Nonnie: Thanks for the link. It's an interesting thought, but his map tells me he didn't really understand the forces dividing the country. Each of his four regions contains an implausible mix of red and blue states which in fact would never choose to align that way. They're geographically coherent, but not culturally coherent, which is what matters. What he's really doing is proposing spheres of foreign influence, like the four occupation zones in Germany after World War II. I see it quite differently -- if the US splits along the lines I propose, both Red and Blue America would remain superpowers, with far more influence over the outside world than vice versa.

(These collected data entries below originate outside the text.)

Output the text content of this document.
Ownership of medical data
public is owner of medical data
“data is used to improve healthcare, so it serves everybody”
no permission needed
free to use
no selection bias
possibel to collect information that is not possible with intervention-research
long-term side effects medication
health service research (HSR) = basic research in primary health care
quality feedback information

It's interesting to think how Sarah Palin would react to the idea of Alaska becoming part of Russia again, though.

10 November, 2016 20:41  
Anonymous nonnie9999 said...


Things have changed a lot since 2009 (seems like a million years ago), but he did miss the mark. He was rather simplistic, but I still think it's interesting that he was talking about it then, and many of us are thinking about it as the only solution that might be left to us.

10 November, 2016 21:25  
Blogger Ranch Chimp said...

You're right, I havent even thought about Atlanta, and the rural Georgians seem different than rural Texans for example (Texans are more "western" and over there is more like "southern"), but in Atlanta (which I had the opportunity years back to get around and play some music there in the underground), the whole culture is different it feels like, but I also enjoyed the southern hospitality of places like Georgia, Alabama, Tennessee, etc ... I mean, probably cause chicks were easy to meet and I had alot of fun (just the one nighter stuff) ... but that has alot to do with me being white, I dont know what in Hell it would feel like if I was black or an Arab. I didnt know that about Oregon so much though. I can tell you I experienced the same in SoCal too (not too familiar with northern and the Bay Area though, only passing through there a few times) ... but down in LA, it is blue ... when you go up to a town like Bakersfield, like a whole different red type culture amongst folks. So I guess it is like that all over ... I mean, I seen it in NYC vs. upstate NY, I seen it in London vs. the England rural countryside, or even up in Canada when in Montreal vs. the rural lumber jack types. I seen a red/ blue map of Texas too, and you're right about the suburbs here, there was alot of red in them, but they're not really country type folks either, just a different kind of "red" folks, than the rural ones. I mean, I know of people here that are conservative, that are not the religious fundamoralists, anti- queer, etc ... they have professional positions and well educated. No doubt though, you can learn alot in melting pots like America too!

11 November, 2016 04:00  
Blogger Infidel753 said...

Nonnie: Things have changed a lot since 2009

And let's hope they change in the next few years too.

Ranch: The US is very diverse. Generally we manage to get along, but the basic division between us and the wingnuts may just be getting too large. It happened before, of course -- there was the Civil War.